わたしは常に「自分を」革新していきたいと思う人間なのですが、革新は実験の集積なので成功も失敗もたくさんあるわけです。そうすると国民の安心を全体として保つのなら保守も大事だよねと思います。
(それはあたかも、自分の立場に固執するオーナー社長の率いる企業が、伸びはしなくても、結果しかし企業は存続され、多くの社員の生活が守られるということもあるように)

だから、ボクから政治を取り上げないで、の世襲議員のグロテスクさで、国が保たれているという考えもできるわけですけどね。(笑)
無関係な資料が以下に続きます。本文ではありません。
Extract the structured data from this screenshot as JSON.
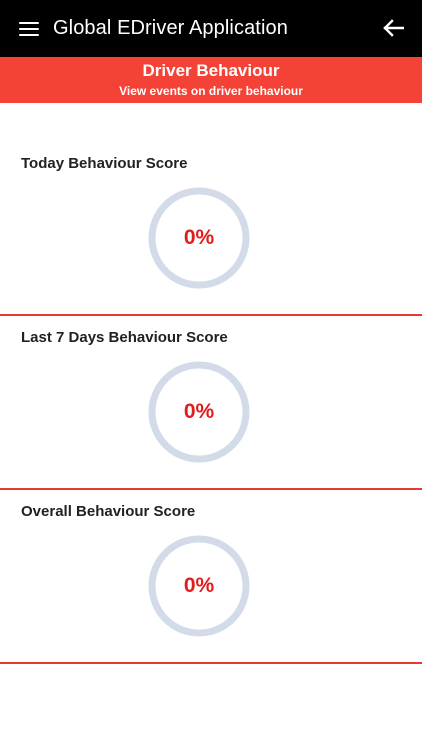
{
  "app_bar": {
    "title": "Global EDriver Application",
    "menu_icon": "hamburger-menu-icon",
    "back_icon": "arrow-left-icon",
    "background": "#000000"
  },
  "banner": {
    "title": "Driver Behaviour",
    "subtitle": "View events on driver behaviour",
    "background": "#f44336"
  },
  "scores": [
    {
      "title": "Today Behaviour Score",
      "value": "0%",
      "progress": 0
    },
    {
      "title": "Last 7 Days Behaviour Score",
      "value": "0%",
      "progress": 0
    },
    {
      "title": "Overall Behaviour Score",
      "value": "0%",
      "progress": 0
    }
  ],
  "colors": {
    "accent_red": "#e31b1b",
    "divider_red": "#e53935",
    "gauge_track": "#d3dbe9"
  }
}
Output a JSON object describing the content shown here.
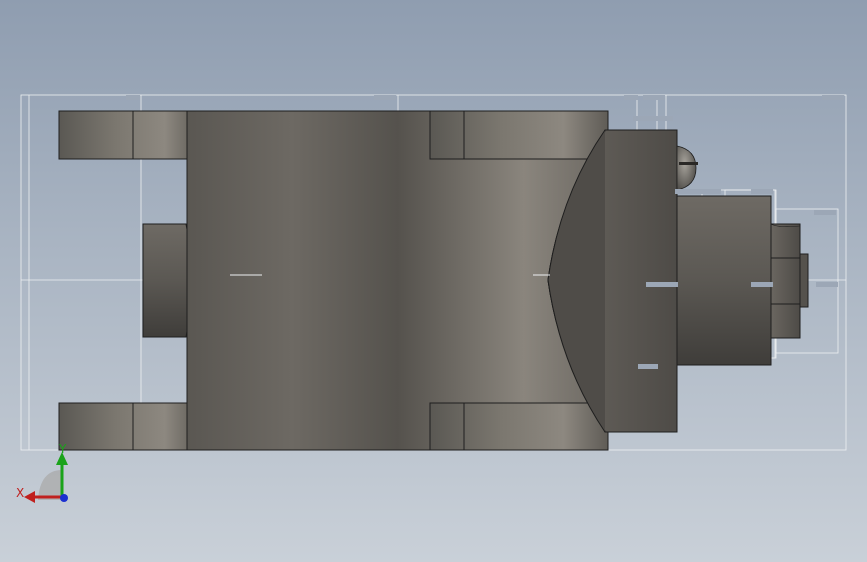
{
  "viewport": {
    "background_top": "#8f9db0",
    "background_bottom": "#c9d0d8"
  },
  "part": {
    "body_color": "#5f5c57",
    "highlight_color": "#8a857d",
    "edge_color": "#1e1e1e",
    "bbox_color": "#f2f2f2"
  },
  "triad": {
    "x_label": "X",
    "y_label": "Y",
    "x_color": "#c0201e",
    "y_color": "#1aa31a",
    "z_color": "#1b2fd0"
  }
}
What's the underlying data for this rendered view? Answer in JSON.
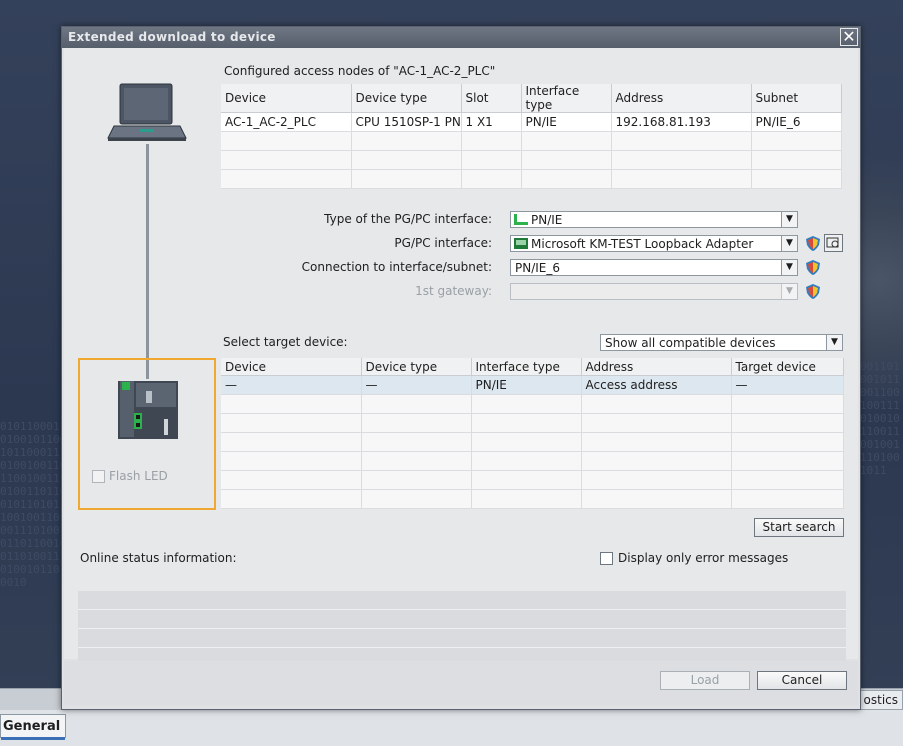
{
  "dialog": {
    "title": "Extended download to device",
    "close": "✕"
  },
  "configured": {
    "heading": "Configured access nodes of \"AC-1_AC-2_PLC\"",
    "columns": [
      "Device",
      "Device type",
      "Slot",
      "Interface type",
      "Address",
      "Subnet"
    ],
    "rows": [
      [
        "AC-1_AC-2_PLC",
        "CPU 1510SP-1 PN",
        "1 X1",
        "PN/IE",
        "192.168.81.193",
        "PN/IE_6"
      ]
    ]
  },
  "interface": {
    "type_label": "Type of the PG/PC interface:",
    "type_value": "PN/IE",
    "pgpc_label": "PG/PC interface:",
    "pgpc_value": "Microsoft KM-TEST Loopback Adapter",
    "conn_label": "Connection to interface/subnet:",
    "conn_value": "PN/IE_6",
    "gateway_label": "1st gateway:",
    "gateway_value": ""
  },
  "target": {
    "heading": "Select target device:",
    "filter_value": "Show all compatible devices",
    "columns": [
      "Device",
      "Device type",
      "Interface type",
      "Address",
      "Target device"
    ],
    "rows": [
      [
        "—",
        "—",
        "PN/IE",
        "Access address",
        "—"
      ]
    ]
  },
  "flash_led": "Flash LED",
  "start_search": "Start search",
  "online_status_label": "Online status information:",
  "error_only_label": "Display only error messages",
  "load_button": "Load",
  "cancel_button": "Cancel",
  "bottom": {
    "tab_general": "General",
    "tab_diagnostics": "ostics"
  },
  "colors": {
    "highlight_border": "#f0a830",
    "selected_row": "#dde7ef",
    "titlebar": "#5f6774"
  }
}
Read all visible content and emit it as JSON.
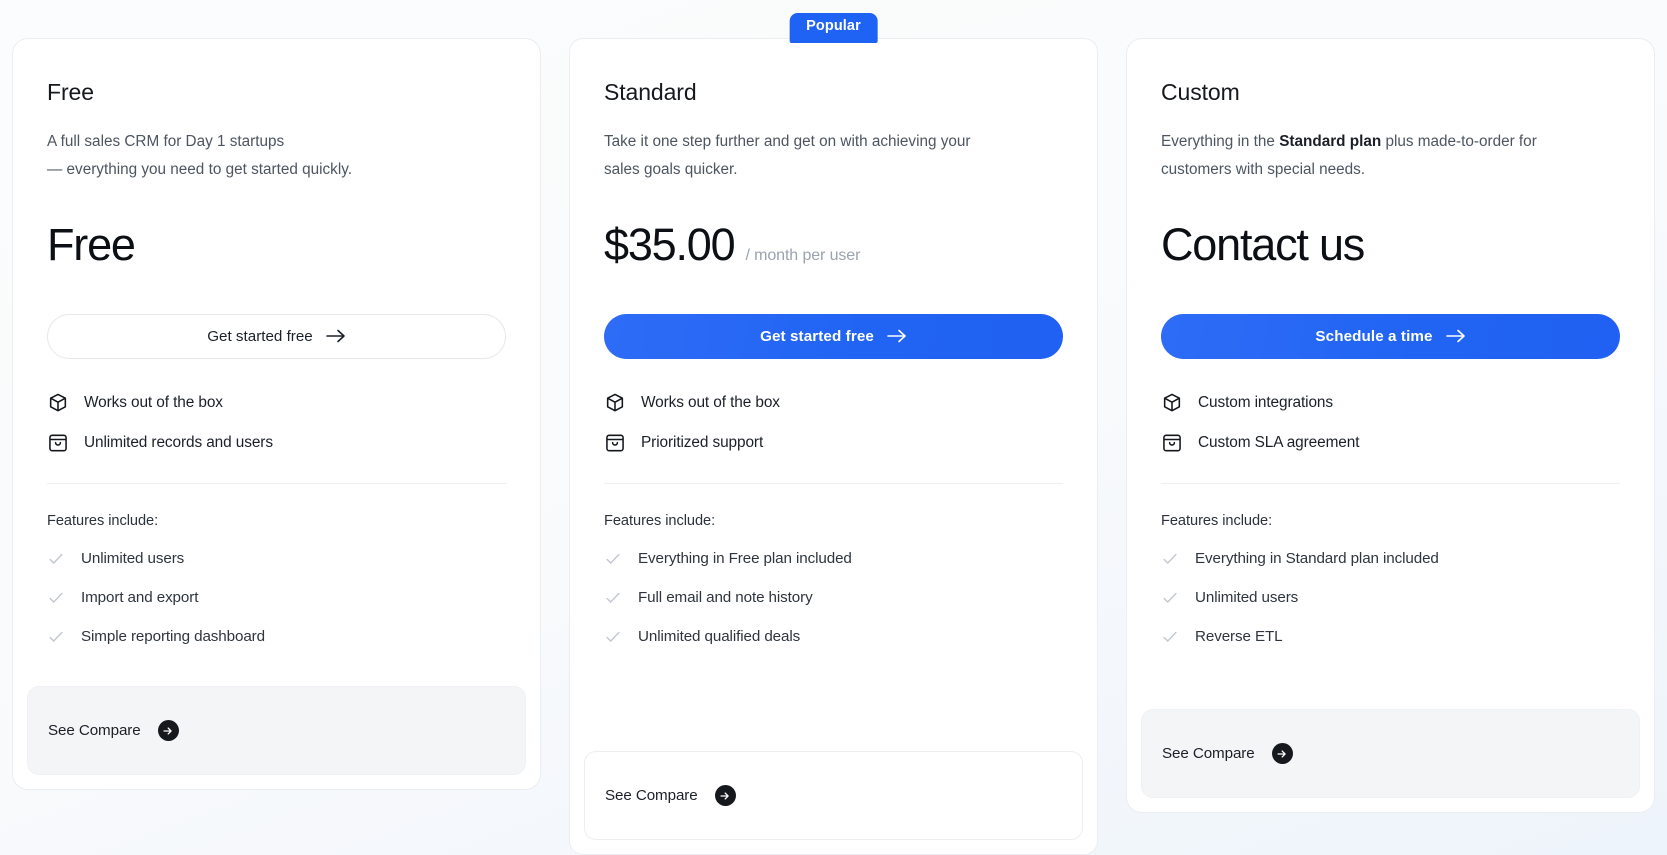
{
  "page": {
    "background_accent": "#eef4fb",
    "brand_blue": "#1f63f5"
  },
  "plans": [
    {
      "id": "free",
      "name": "Free",
      "description_line1": "A full sales CRM for Day 1 startups",
      "description_line2": "— everything you need to get started quickly.",
      "price": "Free",
      "price_suffix": "",
      "cta_label": "Get started free",
      "cta_style": "outline",
      "badge": "",
      "highlights": [
        {
          "icon": "cube-icon",
          "label": "Works out of the box"
        },
        {
          "icon": "archive-box-icon",
          "label": "Unlimited records and users"
        }
      ],
      "features_title": "Features include:",
      "features": [
        "Unlimited users",
        "Import and export",
        "Simple reporting dashboard"
      ],
      "compare_label": "See Compare"
    },
    {
      "id": "standard",
      "name": "Standard",
      "description_line1": "Take it one step further and get on with achieving your",
      "description_line2": "sales goals quicker.",
      "price": "$35.00",
      "price_suffix": "/ month per user",
      "cta_label": "Get started free",
      "cta_style": "primary",
      "badge": "Popular",
      "highlights": [
        {
          "icon": "cube-icon",
          "label": "Works out of the box"
        },
        {
          "icon": "archive-box-icon",
          "label": "Prioritized support"
        }
      ],
      "features_title": "Features include:",
      "features": [
        "Everything in Free plan included",
        "Full email and note history",
        "Unlimited qualified deals"
      ],
      "compare_label": "See Compare"
    },
    {
      "id": "custom",
      "name": "Custom",
      "description_prefix": "Everything in the ",
      "description_bold": "Standard plan",
      "description_suffix": " plus made-to-order for customers with special needs.",
      "price": "Contact us",
      "price_suffix": "",
      "cta_label": "Schedule a time",
      "cta_style": "primary",
      "badge": "",
      "highlights": [
        {
          "icon": "cube-icon",
          "label": "Custom integrations"
        },
        {
          "icon": "archive-box-icon",
          "label": "Custom SLA agreement"
        }
      ],
      "features_title": "Features include:",
      "features": [
        "Everything in Standard plan included",
        "Unlimited users",
        "Reverse ETL"
      ],
      "compare_label": "See Compare"
    }
  ]
}
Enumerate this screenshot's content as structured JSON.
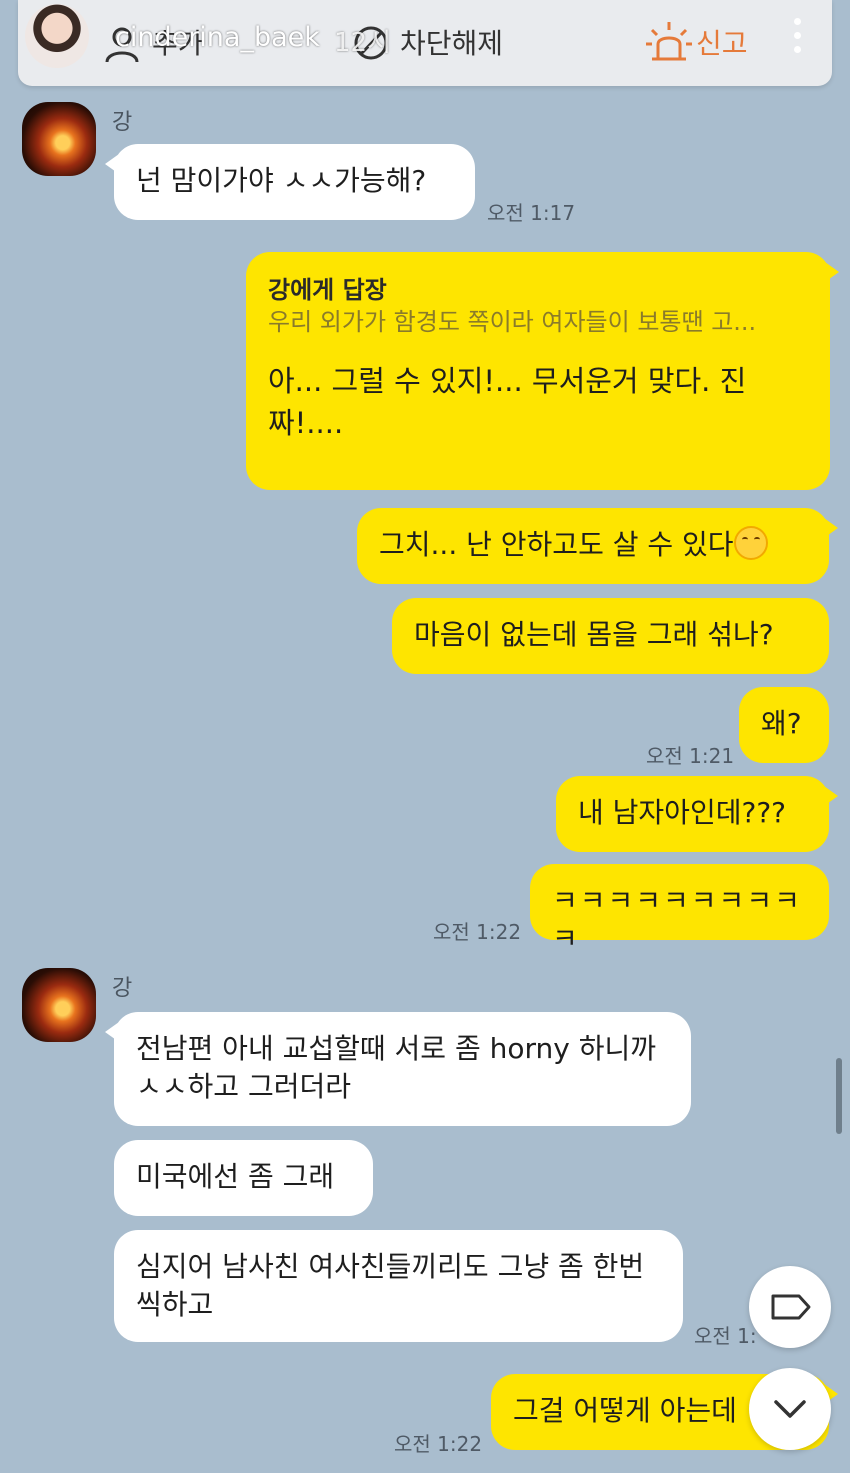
{
  "story_header": {
    "username": "cinderina_baek",
    "time_ago": "12시",
    "add_friend": "추가",
    "unblock": "차단해제",
    "report": "신고"
  },
  "messages": [
    {
      "id": "m1",
      "sender": "강",
      "text": "넌 맘이가야 ㅅㅅ가능해?",
      "time": "오전 1:17"
    },
    {
      "id": "m2",
      "reply_to": "강에게 답장",
      "quoted": "우리 외가가 함경도 쪽이라 여자들이 보통땐 고...",
      "text": "아... 그럴 수 있지!... 무서운거 맞다. 진짜!...."
    },
    {
      "id": "m3",
      "text": "그치... 난 안하고도 살 수 있다"
    },
    {
      "id": "m4",
      "text": "마음이 없는데 몸을 그래 섞나?"
    },
    {
      "id": "m5",
      "text": "왜?",
      "time": "오전 1:21"
    },
    {
      "id": "m6",
      "text": "내 남자아인데???"
    },
    {
      "id": "m7",
      "text": "ㅋㅋㅋㅋㅋㅋㅋㅋㅋㅋ",
      "time": "오전 1:22"
    },
    {
      "id": "m8",
      "sender": "강",
      "text": "전남편 아내 교섭할때 서로 좀 horny 하니까 ㅅㅅ하고 그러더라"
    },
    {
      "id": "m9",
      "text": "미국에선 좀 그래"
    },
    {
      "id": "m10",
      "text": "심지어 남사친 여사친들끼리도 그냥 좀 한번씩하고",
      "time": "오전 1:"
    },
    {
      "id": "m11",
      "text": "그걸 어떻게 아는데",
      "time": "오전 1:22"
    }
  ],
  "colors": {
    "background": "#a9bdce",
    "outgoing_bubble": "#fee500",
    "incoming_bubble": "#ffffff",
    "report_accent": "#e57a3a"
  },
  "icons": [
    "person-add-icon",
    "unblock-icon",
    "siren-icon",
    "kebab-menu-icon",
    "tag-icon",
    "chevron-down-icon",
    "smile-emoji"
  ]
}
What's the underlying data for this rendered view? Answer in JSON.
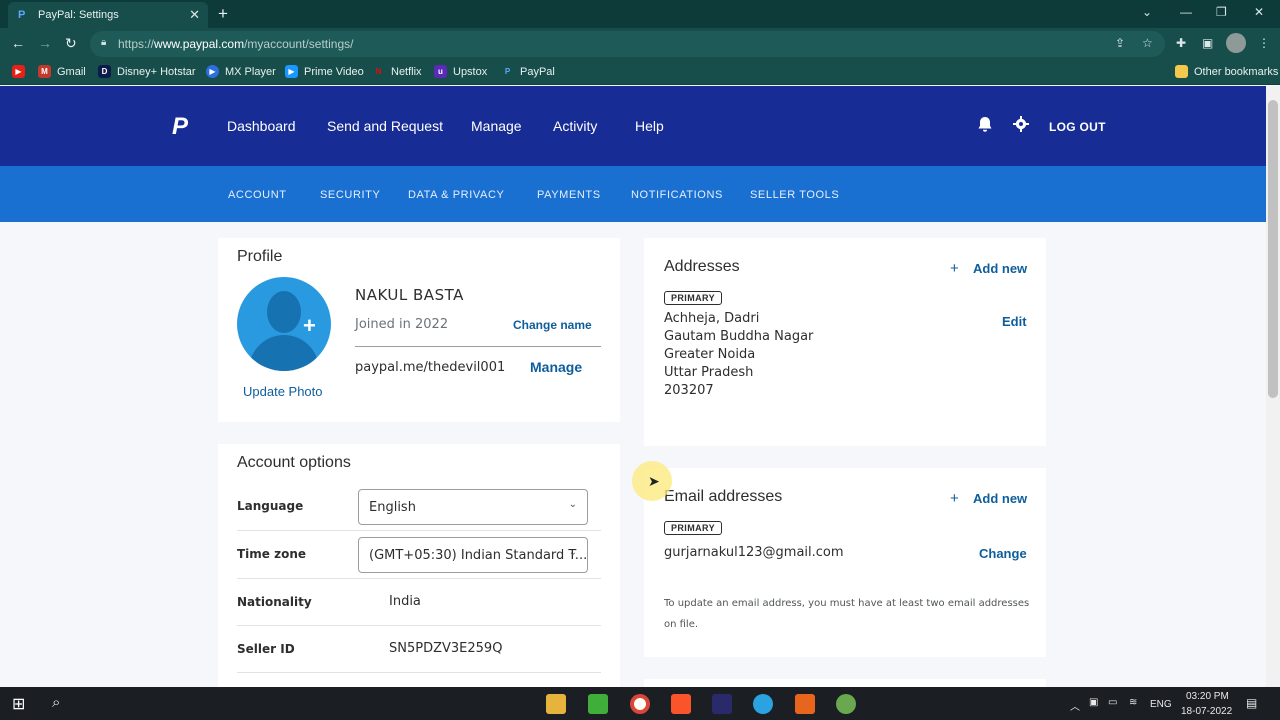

ただ、もうその保守体制では限界も近いから、こう騒ぐわけです。いろいろと。

今が最悪だけど、底をついた、とか、適当なことを政府は言ってますけど。(誘導です)
現状維持=衰退のプロセスを踏みながら、日本はきっと「自然最適化」の道を辿っているかもしれません。そのために「世襲議員」の存在が、構造的に一定数必要だった、とか。

過半数以上が「世襲」というのも異常で、それを「禁止せよ」という対置療法も異常ですけど、全ては必然だと考えたほうが健康的ですね。「ボクから政治を無理やり取り上げた」時の国の乱高下を考えたら、今のまま国政の衰退のプロセスを見守りつつ、「本当は政治をやりたい人たち」が、まずは自分の関係者を救えるか仮説立てて実験していって、その個別の拡がりの中から次の全体最適化の方法が見つかればよい(次の日本が見えればよい)、ぐらいの時間軸のスパンで見るってのが、現実的なような気がしますけどね。

それで地方自治体がロスジェネ層が牽引し始めている、なんて、地味な(一部派手な)盛り上がりを見せていますけど、それは上記のような文脈なのではないか、とわたしは考えます。いきなり国政に打って出る、じゃなくて、いつ国に届くのか分からないけど、市議から初めてみる、とかね。そういうロングスパンで身の丈からモノを考える人が目立ちはじめてきたのは、素晴らしいことですよねえ。

ま、その前にカリスマが現われて革命が、みたいなこともあるんですけども(笑)それはそれで、おもろい話です。

ということで、今週もお疲れ様でした。